For Christmas, my 4-year old son wants a little Brandon Jennings jersey. He’s going to get one. Let’s just hope it doesn’t still fit him when I have to explain what “bitches giving head” means, courtesy of Jennings’ Twitter feed.
(Somewhat-related side note: Yesterday, my 6-year old daughter finally asked me what Tiger Woods did wrong. After panicking and mumbling to myself, I finally told her that he “hugged too many ladies.” And by “hugged,” I mean “gave mustache rides to.”)
Now that I think of it, I’m kind of happy tweeting wasn’t available to Milwaukee sports figures in years past. You’d see stuff like this:
Molly4: Boy, coke is a lot better when snorted off the rear end of a 15 year old! LMAO!
LHarrisGMBucks: I just ordered out for General Tso’s chicken and accidentally ended up with a Chinese forward! Who says he won’t play here! FML!
TheHammer44: Can’t believe I hit #755 today! Never be beat! Boy, nothing grows those muscles like milk and pumpkin pie!
HDaltonBrewGM: Just took Surhoff with the first pick! Glad I took him over losers like Will Clark, Barry Larkin, and Barry Bonds!
JonnyMac14: OMG! Alcindor just let me scrub his shoes for him with a toothbrush! I bet I’ll still be talking about this 40 years from now! On color TV!
Chooey89: Anyone know a good hot tub cleaner?
FrankenBreuer45: Holy crap, did Jordan dunk on me tonight! I sure hope nobody invents a device where, 22 years from now, people can watch me get dunked on over and over! FML!
Luke Ridnour is playing lights out for the Bucks this year, and I’m pretty sure I know why. It was just too much work for him to quarterback the Dillon Panthers to three straight Texas high school football championship games, and play point guard in the NBA at the same time. Now that he’s left Julie and only has to go to art school in Chicago during the day, it’s freed up his shooting practice time.
Now that Michael Redd is back, the Bucks have lefthanders at both guard positions. Someone call Elias to find out how often NBA teams start two lefties. Bet not often.
On Bucks broadcasts, when they do the “guess who the first Buck to score in the fourth quarter will be,” game, how lame is it when people pick a guy on the bench? Seriously, people – watch a game or two and learn the rotation. A lot of the starters begin the 4th quarter riding the pine – adjust accordingly. I’m shocked nobody to date has picked “Glenn Robinson.”

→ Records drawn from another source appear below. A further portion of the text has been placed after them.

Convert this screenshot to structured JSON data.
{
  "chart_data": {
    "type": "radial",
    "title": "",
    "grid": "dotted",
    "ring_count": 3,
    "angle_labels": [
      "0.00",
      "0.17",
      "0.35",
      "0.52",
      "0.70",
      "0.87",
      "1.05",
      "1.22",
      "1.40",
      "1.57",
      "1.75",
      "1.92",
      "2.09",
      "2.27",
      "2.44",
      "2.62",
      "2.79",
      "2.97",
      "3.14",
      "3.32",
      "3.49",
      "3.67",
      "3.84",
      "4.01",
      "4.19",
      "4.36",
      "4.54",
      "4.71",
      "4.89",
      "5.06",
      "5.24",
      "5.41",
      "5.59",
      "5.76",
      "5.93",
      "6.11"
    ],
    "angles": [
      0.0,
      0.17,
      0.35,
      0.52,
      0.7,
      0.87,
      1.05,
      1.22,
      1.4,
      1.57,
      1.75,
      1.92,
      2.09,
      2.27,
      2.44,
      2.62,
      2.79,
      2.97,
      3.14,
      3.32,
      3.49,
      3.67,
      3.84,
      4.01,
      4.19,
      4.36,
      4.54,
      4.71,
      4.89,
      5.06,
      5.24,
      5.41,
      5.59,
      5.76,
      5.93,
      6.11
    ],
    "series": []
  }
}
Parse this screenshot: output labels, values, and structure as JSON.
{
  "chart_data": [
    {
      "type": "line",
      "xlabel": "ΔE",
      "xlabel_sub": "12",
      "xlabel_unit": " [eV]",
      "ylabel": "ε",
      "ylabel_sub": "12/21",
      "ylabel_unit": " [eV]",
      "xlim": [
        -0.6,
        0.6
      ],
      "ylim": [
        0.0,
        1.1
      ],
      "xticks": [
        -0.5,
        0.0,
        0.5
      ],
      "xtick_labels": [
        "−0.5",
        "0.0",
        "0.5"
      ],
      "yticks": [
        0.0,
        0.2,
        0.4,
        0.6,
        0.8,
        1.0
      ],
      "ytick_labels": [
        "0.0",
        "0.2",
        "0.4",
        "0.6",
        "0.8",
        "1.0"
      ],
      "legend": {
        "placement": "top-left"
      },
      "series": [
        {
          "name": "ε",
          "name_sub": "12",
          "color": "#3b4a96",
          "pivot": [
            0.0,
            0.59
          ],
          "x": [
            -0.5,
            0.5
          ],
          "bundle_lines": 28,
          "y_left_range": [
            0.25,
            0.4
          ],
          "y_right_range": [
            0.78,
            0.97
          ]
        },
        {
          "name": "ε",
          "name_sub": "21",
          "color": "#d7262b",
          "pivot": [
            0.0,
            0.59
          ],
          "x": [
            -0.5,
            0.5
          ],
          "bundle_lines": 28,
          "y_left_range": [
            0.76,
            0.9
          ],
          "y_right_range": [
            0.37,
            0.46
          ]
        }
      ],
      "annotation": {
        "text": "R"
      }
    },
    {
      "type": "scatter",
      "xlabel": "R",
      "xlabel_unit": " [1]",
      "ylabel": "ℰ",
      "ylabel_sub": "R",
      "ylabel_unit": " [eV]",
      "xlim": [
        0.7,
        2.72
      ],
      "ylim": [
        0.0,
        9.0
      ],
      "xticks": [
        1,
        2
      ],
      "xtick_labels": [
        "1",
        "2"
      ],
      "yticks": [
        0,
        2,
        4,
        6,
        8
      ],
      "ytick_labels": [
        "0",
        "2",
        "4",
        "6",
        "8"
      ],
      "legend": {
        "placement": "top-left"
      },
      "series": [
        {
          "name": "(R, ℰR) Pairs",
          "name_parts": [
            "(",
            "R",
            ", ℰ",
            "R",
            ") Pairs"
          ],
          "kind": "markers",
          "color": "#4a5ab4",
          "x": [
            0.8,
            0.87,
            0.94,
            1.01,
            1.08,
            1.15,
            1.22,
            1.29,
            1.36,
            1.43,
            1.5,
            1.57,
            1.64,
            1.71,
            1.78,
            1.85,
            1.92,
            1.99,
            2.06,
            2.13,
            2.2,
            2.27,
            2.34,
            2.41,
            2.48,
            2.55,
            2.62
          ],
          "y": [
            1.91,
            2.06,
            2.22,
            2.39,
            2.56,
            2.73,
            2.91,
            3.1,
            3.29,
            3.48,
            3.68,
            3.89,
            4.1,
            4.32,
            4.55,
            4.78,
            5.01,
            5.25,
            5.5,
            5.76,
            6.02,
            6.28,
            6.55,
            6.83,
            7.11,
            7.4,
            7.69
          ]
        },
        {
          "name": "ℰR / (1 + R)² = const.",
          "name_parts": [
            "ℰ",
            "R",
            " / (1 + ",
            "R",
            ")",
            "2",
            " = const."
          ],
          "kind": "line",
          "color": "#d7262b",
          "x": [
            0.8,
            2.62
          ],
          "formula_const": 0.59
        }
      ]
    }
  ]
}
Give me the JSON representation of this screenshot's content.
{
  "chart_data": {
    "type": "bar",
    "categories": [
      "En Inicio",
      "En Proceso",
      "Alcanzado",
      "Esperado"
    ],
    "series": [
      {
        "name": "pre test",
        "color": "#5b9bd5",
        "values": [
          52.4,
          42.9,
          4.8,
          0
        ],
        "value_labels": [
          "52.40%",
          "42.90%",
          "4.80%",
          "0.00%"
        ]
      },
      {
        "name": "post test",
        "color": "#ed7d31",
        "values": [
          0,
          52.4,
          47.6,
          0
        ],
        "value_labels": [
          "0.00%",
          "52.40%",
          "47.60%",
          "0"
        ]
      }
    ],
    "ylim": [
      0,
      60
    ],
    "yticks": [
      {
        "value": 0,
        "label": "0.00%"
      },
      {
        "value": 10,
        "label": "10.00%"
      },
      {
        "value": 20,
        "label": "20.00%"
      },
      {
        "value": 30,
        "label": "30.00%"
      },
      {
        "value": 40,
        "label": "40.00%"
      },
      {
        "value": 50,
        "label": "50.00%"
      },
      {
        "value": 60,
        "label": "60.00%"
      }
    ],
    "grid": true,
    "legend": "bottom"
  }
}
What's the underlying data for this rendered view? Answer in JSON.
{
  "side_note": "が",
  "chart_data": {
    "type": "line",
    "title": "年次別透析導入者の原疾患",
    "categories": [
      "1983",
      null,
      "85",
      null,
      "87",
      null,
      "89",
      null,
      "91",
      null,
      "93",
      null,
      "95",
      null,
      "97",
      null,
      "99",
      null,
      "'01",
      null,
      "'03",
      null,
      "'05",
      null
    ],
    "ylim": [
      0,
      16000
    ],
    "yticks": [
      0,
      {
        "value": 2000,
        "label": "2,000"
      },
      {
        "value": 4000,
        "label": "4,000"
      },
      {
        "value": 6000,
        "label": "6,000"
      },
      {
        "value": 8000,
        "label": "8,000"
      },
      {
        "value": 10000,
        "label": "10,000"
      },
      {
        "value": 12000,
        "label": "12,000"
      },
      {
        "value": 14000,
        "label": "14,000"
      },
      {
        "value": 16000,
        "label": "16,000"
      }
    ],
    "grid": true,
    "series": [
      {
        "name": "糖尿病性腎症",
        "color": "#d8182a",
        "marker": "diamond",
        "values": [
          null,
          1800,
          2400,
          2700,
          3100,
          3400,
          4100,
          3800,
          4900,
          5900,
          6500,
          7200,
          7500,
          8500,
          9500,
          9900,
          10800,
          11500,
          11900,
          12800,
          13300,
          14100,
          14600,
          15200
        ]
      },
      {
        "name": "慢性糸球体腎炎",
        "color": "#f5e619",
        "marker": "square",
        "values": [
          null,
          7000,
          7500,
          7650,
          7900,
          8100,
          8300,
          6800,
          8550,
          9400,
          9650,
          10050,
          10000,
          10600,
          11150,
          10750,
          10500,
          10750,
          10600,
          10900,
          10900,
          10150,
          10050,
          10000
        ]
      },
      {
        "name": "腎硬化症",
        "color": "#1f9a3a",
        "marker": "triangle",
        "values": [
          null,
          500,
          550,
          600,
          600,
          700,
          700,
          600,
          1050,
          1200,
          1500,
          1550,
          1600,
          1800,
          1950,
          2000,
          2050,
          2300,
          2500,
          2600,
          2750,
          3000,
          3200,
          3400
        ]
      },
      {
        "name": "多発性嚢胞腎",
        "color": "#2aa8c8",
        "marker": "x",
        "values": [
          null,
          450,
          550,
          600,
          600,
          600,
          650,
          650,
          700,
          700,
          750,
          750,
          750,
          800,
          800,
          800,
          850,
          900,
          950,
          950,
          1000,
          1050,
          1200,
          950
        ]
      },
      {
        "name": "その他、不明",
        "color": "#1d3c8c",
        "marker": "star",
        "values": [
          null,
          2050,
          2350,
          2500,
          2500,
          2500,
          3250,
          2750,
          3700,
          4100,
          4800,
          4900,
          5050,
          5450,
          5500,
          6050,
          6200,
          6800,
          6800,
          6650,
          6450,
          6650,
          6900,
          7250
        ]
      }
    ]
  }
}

Speaking of lame – first Indiana steals Marquette’s coach. Then they start doing the giant heads on sticks routine behind the baskets. Are they going to airlift the Bradley Center down to Bloomington next? Photoshop all the college pictures of Dwyane Wade so people think he actually went to Indiana? They should all be ashamed of themselves. (Come to think of it, they are welcome to take Jeronne Maymon’s dad, if they want him.)
* – For the people of the future, Zhu Zhu pets are poorly made plastic hamsters that have become the “hot Christmas toy” of 2009. I have spent hours of my life staking out the Toys R Us near my house trying to get my hands on these things. I will now go drink gasoline.
UPDATE: This post made me look prescient, as Jennings was fined $7,500 by the NBA on Friday for an innocuous tweet that he apparently posted too close to the finish of the game. I happen to think this fine is BS.